By now one might have thought that the issue of whether an employer had the legal right to layoff an employee in the face of the COVID 19 pandemic would have been resolved. And yet in the case of Webb v. SDT North America, 2023 ONSC 7170, heard June 12, 2023, with further written submissions delivered September 8, 2023, and September 29, 2023, with reasons for decision released on December 19, 2023, the court was once again asked the question of whether a “COVID layoff” constituted as dismissal.


The case concerned the plaintiff, Webb, who sought summary judgment after being laid off by his employer, SDT North America, following the declaration of the COVID-19 pandemic in March 2020. Webb was informed on March 22, 2020, to stay home and received his layoff notice three days later. The defendant later became an essential service, but Webb was not recalled and believed he was constructively dismissed.

The defendant employer argued that the plaintiff's layoff should be designated as Infectious Disease Emergency Leave (IDEL) and that this designation negated any claim of constructive dismissal. It contended that in the specific context of government-imposed restrictions during the global pandemic, a temporary layoff would be reasonable and could be imposed as an implied term of the oral contract of employment. Essentially, the employer argued that the extraordinary circumstances of the pandemic and the government restrictions that affected the economy implied a term in the employment contract that allowed for temporary layoffs during such emergencies.

Decision of the Ontario Superior Court

In rejecting the employer’s argument Justice Suzan Fraser provided the following reasons for decision:

[5] It is well-established that an employer has no right to unilaterally lay off an employee unless the contract provides to the contrary. The Plaintiff asserts that there was no provision in the employment contract that contemplated a layoff and that, as a result, he was constructively dismissed and is entitled to damages.

[29] Section 8 of the ESA provides that subject to s. 97 of the ESA no civil remedy is affected by the Act. Section 97 is not applicable.

[30] This Court has held that the IDEL provisions do not preclude a common law claim for constructive dismissal (see Fogelman v. IFG 2021 ONSC 4042 at paras. 46-48 and Coutinho v. Ocular Health Centre Ltd. 2021 ONSC 3076 at paras. 43-44 46). Both decisions held that IDEL applies to constructive dismissal within the meaning of the ESA and that the IDEL regulation does not affect a claim for constructive dismissal at common law. Each decision relied on the language of s. 8 under the ESA.

[31] I agree with and adopt that analysis. Therefore although the layoff meets the definition of IDEL, the Plaintiff maintains a common law right to sue for constructive dismissal.

[37] I have outlined above that I find that the Plaintiff was laid off without his consent. It is clear that at all times he wanted to be working.
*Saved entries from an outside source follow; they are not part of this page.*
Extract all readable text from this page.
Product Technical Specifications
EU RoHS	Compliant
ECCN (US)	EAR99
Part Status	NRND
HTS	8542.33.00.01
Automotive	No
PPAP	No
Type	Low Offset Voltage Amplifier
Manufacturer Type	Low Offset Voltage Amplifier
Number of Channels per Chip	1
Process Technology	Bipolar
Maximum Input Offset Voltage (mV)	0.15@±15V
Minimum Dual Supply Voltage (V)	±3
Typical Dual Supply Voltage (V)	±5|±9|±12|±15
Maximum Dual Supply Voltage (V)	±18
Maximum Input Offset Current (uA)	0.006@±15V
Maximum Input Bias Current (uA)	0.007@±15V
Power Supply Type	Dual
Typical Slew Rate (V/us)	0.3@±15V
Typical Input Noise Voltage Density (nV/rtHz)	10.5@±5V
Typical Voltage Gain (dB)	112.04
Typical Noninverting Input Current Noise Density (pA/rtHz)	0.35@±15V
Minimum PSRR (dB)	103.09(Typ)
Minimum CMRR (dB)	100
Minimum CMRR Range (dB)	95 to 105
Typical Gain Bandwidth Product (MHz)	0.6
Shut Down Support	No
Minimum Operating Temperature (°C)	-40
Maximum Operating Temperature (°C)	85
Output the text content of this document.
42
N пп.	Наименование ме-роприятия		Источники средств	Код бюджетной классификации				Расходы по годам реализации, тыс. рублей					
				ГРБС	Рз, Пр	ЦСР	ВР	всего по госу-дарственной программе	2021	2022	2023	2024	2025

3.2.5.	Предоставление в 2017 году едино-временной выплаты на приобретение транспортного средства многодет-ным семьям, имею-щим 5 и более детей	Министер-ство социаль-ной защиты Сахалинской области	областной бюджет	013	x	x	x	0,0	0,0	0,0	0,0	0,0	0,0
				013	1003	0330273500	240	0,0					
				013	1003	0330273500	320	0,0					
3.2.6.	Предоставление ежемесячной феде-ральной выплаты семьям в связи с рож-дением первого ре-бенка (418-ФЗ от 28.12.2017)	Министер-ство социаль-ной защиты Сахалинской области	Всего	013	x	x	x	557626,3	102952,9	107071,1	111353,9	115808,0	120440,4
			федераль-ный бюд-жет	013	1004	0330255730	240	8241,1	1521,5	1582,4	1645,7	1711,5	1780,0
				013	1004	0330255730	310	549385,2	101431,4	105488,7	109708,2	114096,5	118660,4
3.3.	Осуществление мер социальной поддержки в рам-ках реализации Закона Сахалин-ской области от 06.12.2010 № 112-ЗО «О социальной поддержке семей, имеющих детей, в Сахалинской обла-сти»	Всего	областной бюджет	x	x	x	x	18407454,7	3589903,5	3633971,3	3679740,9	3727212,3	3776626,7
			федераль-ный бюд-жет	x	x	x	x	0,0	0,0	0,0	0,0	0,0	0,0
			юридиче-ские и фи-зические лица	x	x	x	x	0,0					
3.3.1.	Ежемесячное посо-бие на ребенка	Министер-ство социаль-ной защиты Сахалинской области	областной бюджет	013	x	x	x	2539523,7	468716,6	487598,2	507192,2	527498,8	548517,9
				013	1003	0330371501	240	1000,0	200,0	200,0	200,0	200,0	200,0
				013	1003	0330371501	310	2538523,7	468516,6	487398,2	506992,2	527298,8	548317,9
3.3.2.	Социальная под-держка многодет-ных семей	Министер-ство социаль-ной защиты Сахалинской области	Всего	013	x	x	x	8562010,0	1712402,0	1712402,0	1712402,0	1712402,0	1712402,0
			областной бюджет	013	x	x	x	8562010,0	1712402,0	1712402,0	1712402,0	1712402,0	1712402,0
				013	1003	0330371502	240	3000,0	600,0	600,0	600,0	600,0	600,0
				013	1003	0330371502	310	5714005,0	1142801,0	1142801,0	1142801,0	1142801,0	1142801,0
I also find that the remarks made in the early days of the layoff and the pandemic are not determinative because the Plaintiff did not have a reasonable opportunity to assess the change in his employment. Once he did have an opportunity to assess the situation he obtained legal advice and pursued his claim of constructive dismissal all within a matter of weeks of the layoff.

[38] In examining the implied terms of the contract I must assess what the parties would have agreed to when forming the contract had they turned their minds to the type of situation which later transpired. Mifsud v. MacMillan Bathurst Inc. 1989 CanLII 260 (ON CA) at para. 18. There the Court of Appeal cautioned that a term should not be implied unless it represents the intention of the parties. As noted above in Pham where the employment contract has no express term concerning layoffs a right that an employer may do so will not be readily implied.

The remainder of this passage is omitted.